Like many of his peers, Ackermann worked through a series of developmental phases or stages influenced by his surroundings.  He began in Toronto, Ontario, moved to Spain, returned to Canada, and finally settled in the small rural town of Forest, Ontario. He has worked through different influential periods beginning with “Figurative Abstractions” (1973-1988). then transitioning to his “Spanish Paintings” during his residency in southern Spain (1988-1994).  From there, on his return to Canada to Forest, Ontario, he commenced his transformation into his “Qabala” series (1994-2000).  Constantly moving forward, Ackermann created “The Card Paintings”, an ambitious body of work at a grandiose scale from any previous works (2002-2004). Following this, he transitioned to works predominately on paper mounted to canvas with his “Target-ID” images taken from portraiture. He produced an oeuvre based on a photograph of “A Portrait of Apollo 11 Astronaut Buzz Aldrin”.  This photograph was taken by his fellow astronaut Neil Armstrong, showing Aldrin standing on the lunar surface on July 20, 1969.  By using historical and biblical imagery, one sees reflections on the astronaut’s helmet face-shield/visor creating his “Astronauts” series (2007-2009). 

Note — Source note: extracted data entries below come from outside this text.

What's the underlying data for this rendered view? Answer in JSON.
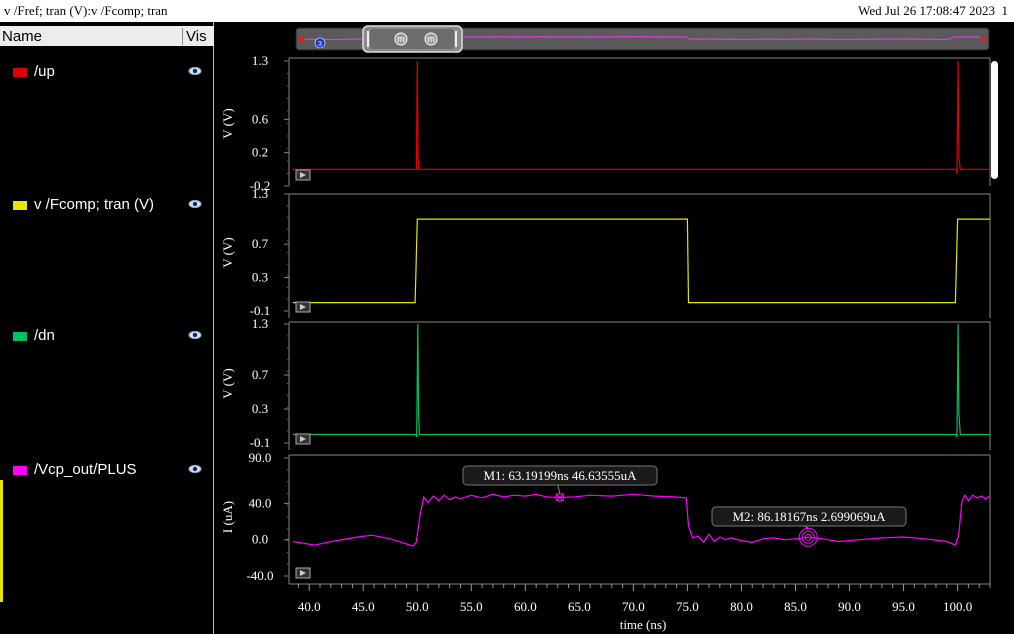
{
  "window": {
    "title": "v /Fref; tran (V):v /Fcomp; tran",
    "timestamp": "Wed Jul 26 17:08:47 2023",
    "page_number": "1"
  },
  "sidebar": {
    "columns": {
      "name": "Name",
      "vis": "Vis"
    },
    "signals": [
      {
        "label": "/up",
        "color": "#e00000",
        "icon": "eye-icon"
      },
      {
        "label": "v /Fcomp; tran (V)",
        "color": "#e6e600",
        "icon": "eye-icon"
      },
      {
        "label": "/dn",
        "color": "#00c060",
        "icon": "eye-icon"
      },
      {
        "label": "/Vcp_out/PLUS",
        "color": "#ff00ff",
        "icon": "eye-icon"
      }
    ]
  },
  "overview": {
    "marker_labels": [
      "m",
      "m"
    ],
    "badge": "3"
  },
  "chart_data": {
    "type": "line",
    "xlabel": "time (ns)",
    "xlim": [
      38.5,
      103.0
    ],
    "xticks": [
      40.0,
      45.0,
      50.0,
      55.0,
      60.0,
      65.0,
      70.0,
      75.0,
      80.0,
      85.0,
      90.0,
      95.0,
      100.0
    ],
    "panels": [
      {
        "name": "/up",
        "color": "#e00000",
        "ylabel": "V (V)",
        "ylim": [
          -0.2,
          1.3
        ],
        "yticks": [
          1.3,
          0.6,
          0.2,
          -0.2
        ],
        "series": [
          {
            "name": "/up",
            "x": [
              38.5,
              49.92,
              50.0,
              50.08,
              50.12,
              50.2,
              99.88,
              99.95,
              100.05,
              100.12,
              100.25,
              103.0
            ],
            "y": [
              0.0,
              0.0,
              1.3,
              0.15,
              0.0,
              0.0,
              0.0,
              -0.05,
              1.3,
              0.15,
              0.0,
              0.0
            ]
          }
        ]
      },
      {
        "name": "v /Fcomp; tran (V)",
        "color": "#e6e600",
        "ylabel": "V (V)",
        "ylim": [
          -0.1,
          1.3
        ],
        "yticks": [
          1.3,
          0.7,
          0.3,
          -0.1
        ],
        "series": [
          {
            "name": "v /Fcomp; tran (V)",
            "x": [
              38.5,
              49.8,
              49.9,
              50.0,
              75.0,
              75.1,
              99.8,
              99.9,
              100.0,
              103.0
            ],
            "y": [
              0.0,
              0.0,
              0.5,
              1.0,
              1.0,
              0.0,
              0.0,
              0.5,
              1.0,
              1.0
            ]
          }
        ]
      },
      {
        "name": "/dn",
        "color": "#00c060",
        "ylabel": "V (V)",
        "ylim": [
          -0.1,
          1.3
        ],
        "yticks": [
          1.3,
          0.7,
          0.3,
          -0.1
        ],
        "series": [
          {
            "name": "/dn",
            "x": [
              38.5,
              49.88,
              49.95,
              50.05,
              50.12,
              50.2,
              99.85,
              99.95,
              100.05,
              100.12,
              100.25,
              103.0
            ],
            "y": [
              0.0,
              0.0,
              -0.03,
              1.3,
              0.25,
              0.0,
              0.0,
              -0.03,
              1.3,
              0.25,
              0.0,
              0.0
            ]
          }
        ]
      },
      {
        "name": "/Vcp_out/PLUS",
        "color": "#ff00ff",
        "ylabel": "I (uA)",
        "ylim": [
          -40.0,
          90.0
        ],
        "yticks": [
          90.0,
          40.0,
          0.0,
          -40.0
        ],
        "series": [
          {
            "name": "/Vcp_out/PLUS",
            "x": [
              38.5,
              40.5,
              42.5,
              44.5,
              45.8,
              47.5,
              49.6,
              49.9,
              50.3,
              50.6,
              51.0,
              51.5,
              52.0,
              52.5,
              53.0,
              53.5,
              54.0,
              55.0,
              56.0,
              57.0,
              58.0,
              59.0,
              60.0,
              61.0,
              62.0,
              63.2,
              64.5,
              66.0,
              68.0,
              70.0,
              72.0,
              74.0,
              74.9,
              75.1,
              75.5,
              76.0,
              76.5,
              77.0,
              77.5,
              78.0,
              78.5,
              79.0,
              80.0,
              81.0,
              82.0,
              83.0,
              84.0,
              85.0,
              86.2,
              87.5,
              89.0,
              91.0,
              93.0,
              95.0,
              97.0,
              99.0,
              99.8,
              100.1,
              100.4,
              100.7,
              101.0,
              101.4,
              101.8,
              102.2,
              102.6,
              103.0
            ],
            "y": [
              -2,
              -6,
              -1,
              3,
              5,
              1,
              -7,
              -3,
              30,
              47,
              41,
              48,
              43,
              49,
              44,
              47,
              45,
              49,
              46,
              50,
              47,
              49,
              48,
              50,
              47,
              46.6,
              47,
              49,
              48,
              50,
              48,
              47,
              46,
              15,
              2,
              4,
              -3,
              6,
              -2,
              3,
              0,
              2,
              -1,
              -3,
              1,
              2,
              0,
              1,
              2.7,
              1,
              -2,
              0,
              2,
              3,
              1,
              -2,
              -6,
              5,
              42,
              49,
              43,
              49,
              46,
              48,
              45,
              48
            ]
          }
        ],
        "markers": [
          {
            "label": "M1: 63.19199ns 46.63555uA",
            "x": 63.19199,
            "y": 46.63555
          },
          {
            "label": "M2: 86.18167ns 2.699069uA",
            "x": 86.18167,
            "y": 2.699069
          }
        ]
      }
    ],
    "grid": false
  }
}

In later years, Ackermann became discouraged with the academics of the art world. He turned to his dark period producing a series of paintings titled “Dead Men Standing”, “The Gates of Hell” and “Fukushima”.  Here he stumbled upon a new technique that would transform his work for the next several years and which has continued to this day. This discovery consisted of placing a high grade acrylic film called Duralar over an image, than peeling it off and repositioning it on a fresh canvas.  This created a soluble transfer which allowed him to not only paint one image but to transfer it to other canvases creating paintings from one master image.  Ackermann further discovered that the longer he left the high grade acrylic film cover on the painting, the more plastic in nature the surface would become, and remain to the point where the surface looked as if the image was behind plexiglass, when in fact it is the actual paint surface. One only needs to look at the surface of any one of his paintings to visually see the quality and aspects of the applied oil paint to the canvas revealing the genius of a true master.